I've been struggling for a while with this, but I found a solution that I think is pretty pythonic:
>>> def nth_matcher(n, replacement):
... def alternate(n):
... i=0
... while True:
... i += 1
... yield i%n == 0
... gen = alternate(n)
... def match(m):
... replace = gen.next()
... if replace:
... return replacement
... else:
... return m.group(0)
... return match
...
...
>>> re.sub("([0-9])", nth_matcher(3, "X"), "1234567890")
'12X45X78X0'
EDIT: the matcher consists of two parts:
the alternate(n) function. This returns a generator that returns an infinite sequence True/False, where every nth value is True. Think of it like list(alternate(3)) == [False, False, True, False, False, True, False, ...].
The match(m) function. This is the function that gets passed to re.sub: it gets the next value in alternate(n) (gen.next()) and if it's True it replaces the matched value; otherwise, it keeps it unchanged (replaces it with itself).

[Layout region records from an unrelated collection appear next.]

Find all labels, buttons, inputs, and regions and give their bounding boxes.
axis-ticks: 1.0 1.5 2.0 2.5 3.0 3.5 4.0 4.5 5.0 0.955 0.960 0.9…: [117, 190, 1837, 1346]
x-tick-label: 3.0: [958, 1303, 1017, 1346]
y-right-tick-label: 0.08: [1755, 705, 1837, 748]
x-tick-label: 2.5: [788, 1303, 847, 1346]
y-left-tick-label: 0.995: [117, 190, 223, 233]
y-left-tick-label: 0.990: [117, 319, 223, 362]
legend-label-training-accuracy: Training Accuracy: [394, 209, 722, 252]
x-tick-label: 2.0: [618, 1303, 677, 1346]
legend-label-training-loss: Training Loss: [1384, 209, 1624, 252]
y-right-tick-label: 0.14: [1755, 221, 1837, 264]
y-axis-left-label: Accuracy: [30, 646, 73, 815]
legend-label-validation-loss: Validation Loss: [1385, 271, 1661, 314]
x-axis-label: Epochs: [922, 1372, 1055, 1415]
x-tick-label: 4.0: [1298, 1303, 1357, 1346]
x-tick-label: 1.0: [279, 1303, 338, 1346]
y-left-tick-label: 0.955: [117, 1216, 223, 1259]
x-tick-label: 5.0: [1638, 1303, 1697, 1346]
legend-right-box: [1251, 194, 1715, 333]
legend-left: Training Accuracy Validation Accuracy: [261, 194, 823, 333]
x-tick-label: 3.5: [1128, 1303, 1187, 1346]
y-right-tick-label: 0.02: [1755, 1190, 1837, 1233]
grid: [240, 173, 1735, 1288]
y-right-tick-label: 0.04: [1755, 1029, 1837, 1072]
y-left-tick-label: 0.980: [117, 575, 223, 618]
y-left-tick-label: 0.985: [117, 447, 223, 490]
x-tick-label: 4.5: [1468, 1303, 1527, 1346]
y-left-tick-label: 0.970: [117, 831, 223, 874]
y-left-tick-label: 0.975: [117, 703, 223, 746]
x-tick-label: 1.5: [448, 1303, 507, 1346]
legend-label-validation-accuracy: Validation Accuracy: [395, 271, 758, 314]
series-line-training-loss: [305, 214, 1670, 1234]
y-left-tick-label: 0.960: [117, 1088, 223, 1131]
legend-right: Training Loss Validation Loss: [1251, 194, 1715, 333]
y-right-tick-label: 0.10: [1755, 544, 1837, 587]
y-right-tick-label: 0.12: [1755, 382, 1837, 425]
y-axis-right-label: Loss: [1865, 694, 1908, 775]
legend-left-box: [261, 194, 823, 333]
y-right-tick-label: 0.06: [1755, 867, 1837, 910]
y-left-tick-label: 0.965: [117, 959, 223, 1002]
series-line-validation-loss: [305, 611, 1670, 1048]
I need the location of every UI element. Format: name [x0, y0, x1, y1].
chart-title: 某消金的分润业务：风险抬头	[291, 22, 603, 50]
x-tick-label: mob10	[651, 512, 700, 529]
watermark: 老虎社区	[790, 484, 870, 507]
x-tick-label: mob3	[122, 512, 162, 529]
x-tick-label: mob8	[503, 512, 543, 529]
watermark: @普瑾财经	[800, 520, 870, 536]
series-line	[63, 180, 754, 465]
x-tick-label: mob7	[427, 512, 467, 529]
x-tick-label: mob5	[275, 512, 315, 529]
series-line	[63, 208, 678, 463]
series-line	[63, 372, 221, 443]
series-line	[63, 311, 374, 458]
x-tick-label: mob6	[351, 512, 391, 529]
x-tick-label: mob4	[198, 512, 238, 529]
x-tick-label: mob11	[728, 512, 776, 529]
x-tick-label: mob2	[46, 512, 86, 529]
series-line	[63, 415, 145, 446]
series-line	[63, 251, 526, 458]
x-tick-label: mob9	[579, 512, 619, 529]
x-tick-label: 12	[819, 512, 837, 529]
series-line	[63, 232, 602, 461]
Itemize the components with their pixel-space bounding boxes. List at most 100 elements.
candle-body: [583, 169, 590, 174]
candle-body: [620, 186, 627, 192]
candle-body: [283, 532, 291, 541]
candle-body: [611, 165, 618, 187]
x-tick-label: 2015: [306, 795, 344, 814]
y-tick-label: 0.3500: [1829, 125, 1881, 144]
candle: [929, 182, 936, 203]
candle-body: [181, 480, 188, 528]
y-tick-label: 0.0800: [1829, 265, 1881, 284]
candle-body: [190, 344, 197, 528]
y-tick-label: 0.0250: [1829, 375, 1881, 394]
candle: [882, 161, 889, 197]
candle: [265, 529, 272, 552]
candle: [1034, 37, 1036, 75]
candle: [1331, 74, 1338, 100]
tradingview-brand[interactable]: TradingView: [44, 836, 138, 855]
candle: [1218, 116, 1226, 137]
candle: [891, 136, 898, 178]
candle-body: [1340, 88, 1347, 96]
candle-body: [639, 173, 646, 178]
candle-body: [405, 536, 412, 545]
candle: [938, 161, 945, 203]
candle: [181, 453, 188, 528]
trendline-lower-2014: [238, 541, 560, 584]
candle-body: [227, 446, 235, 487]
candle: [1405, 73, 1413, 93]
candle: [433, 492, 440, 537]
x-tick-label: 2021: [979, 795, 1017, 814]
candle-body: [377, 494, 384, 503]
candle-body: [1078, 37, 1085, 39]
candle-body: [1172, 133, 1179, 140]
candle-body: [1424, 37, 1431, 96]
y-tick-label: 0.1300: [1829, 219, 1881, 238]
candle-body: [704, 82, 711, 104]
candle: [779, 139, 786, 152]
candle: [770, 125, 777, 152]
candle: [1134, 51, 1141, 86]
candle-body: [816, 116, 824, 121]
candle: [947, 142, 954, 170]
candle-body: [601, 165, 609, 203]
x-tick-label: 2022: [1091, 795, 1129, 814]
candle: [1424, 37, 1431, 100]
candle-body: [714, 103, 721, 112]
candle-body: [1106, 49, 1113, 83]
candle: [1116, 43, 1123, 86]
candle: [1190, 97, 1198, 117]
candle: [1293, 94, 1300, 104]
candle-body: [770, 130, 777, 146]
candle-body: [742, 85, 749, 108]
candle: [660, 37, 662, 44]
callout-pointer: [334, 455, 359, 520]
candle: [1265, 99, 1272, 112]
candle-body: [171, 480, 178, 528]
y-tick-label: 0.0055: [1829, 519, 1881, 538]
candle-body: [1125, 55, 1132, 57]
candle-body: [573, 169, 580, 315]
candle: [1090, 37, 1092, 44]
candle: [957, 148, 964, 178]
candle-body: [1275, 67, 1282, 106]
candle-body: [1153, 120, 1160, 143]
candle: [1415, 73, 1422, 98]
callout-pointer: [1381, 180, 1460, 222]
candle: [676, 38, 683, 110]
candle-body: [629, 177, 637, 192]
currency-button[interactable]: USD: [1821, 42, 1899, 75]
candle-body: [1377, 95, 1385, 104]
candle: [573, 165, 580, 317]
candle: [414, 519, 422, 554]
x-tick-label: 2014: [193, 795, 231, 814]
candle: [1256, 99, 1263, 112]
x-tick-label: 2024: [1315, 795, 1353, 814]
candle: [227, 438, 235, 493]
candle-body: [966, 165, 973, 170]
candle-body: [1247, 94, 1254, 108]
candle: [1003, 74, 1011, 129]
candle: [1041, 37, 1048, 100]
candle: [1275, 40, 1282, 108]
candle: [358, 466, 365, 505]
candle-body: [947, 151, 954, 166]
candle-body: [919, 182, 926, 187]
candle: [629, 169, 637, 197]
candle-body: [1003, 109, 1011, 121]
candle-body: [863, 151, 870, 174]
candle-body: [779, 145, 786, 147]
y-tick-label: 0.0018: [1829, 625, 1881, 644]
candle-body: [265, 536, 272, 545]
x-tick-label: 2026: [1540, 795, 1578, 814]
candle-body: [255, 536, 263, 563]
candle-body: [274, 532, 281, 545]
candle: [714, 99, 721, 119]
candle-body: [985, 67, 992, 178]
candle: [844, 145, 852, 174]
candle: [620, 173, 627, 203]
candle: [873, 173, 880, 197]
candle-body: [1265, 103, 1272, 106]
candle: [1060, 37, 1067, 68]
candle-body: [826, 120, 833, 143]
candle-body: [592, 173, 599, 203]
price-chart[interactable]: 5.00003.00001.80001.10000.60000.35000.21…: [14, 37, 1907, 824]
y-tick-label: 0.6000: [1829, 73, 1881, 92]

I hope this is clear enough. If my explanation is hazy, please say so and I'll improve it.
Could you do it using re.findall with MatchObject.start() and MatchObject.end()?
find all occurences of pattern in string with .findall, get indices of Nth occurrence with .start/.end, make new string with replacement value using the indices?
If the pattern ("needle") or replacement is a complex regular expression, you can't assume anything. The function "nth_occurrence_sub" is what I came up with as a more general solution:
def nth_match_end(pattern, string, n, flags):
for i, match_object in enumerate(re.finditer(pattern, string, flags)):
if i + 1 == n:
return match_object.end()
def nth_occurrence_sub(pattern, repl, string, n=0, flags=0):
max_n = len(re.findall(pattern, string, flags))
if abs(n) > max_n or n == 0:
return string
if n < 0:
n = max_n + n + 1
sub_n_times = re.sub(pattern, repl, string, n, flags)
if n == 1:
return sub_n_times
nm1_end = nth_match_end(pattern, string, n - 1, flags)
sub_nm1_times = re.sub(pattern, repl, string, n - 1, flags)
sub_nm1_change = sub_nm1_times[:-1 * len(string[nm1_end:])]
components = [
string[:nm1_end],
sub_n_times[len(sub_nm1_change):]
]
return ''.join(components)
I have a similar function I wrote to do this. I was trying to replicate SQL REGEXP_REPLACE() functionality. I ended up with:
def sql_regexp_replace( txt, pattern, replacement='', position=1, occurrence=0, regexp_modifier='c'):
class ReplWrapper(object):
def __init__(self, replacement, occurrence):
self.count = 0
self.replacement = replacement
self.occurrence = occurrence
def repl(self, match):
self.count += 1
if self.occurrence == 0 or self.occurrence == self.count:
return match.expand(self.replacement)
else:
try:
return match.group(0)
except IndexError:
return match.group(0)
occurrence = 0 if occurrence < 0 else occurrence
flags = regexp_flags(regexp_modifier)
rx = re.compile(pattern, flags)
replw = ReplWrapper(replacement, occurrence)
return txt[0:position-1] + rx.sub(replw.repl, txt[position-1:])
One important note that I haven't seen mentioned is that you need to return match.expand() otherwise it won't expand the \1 templates properly and will treat them as literals.
If you want this to work you'll need to handle the flags differently (or take it from my github, it's simple to implement and you can dummy it for a test by setting it to 0 and ignoring my call to regexp_flags()).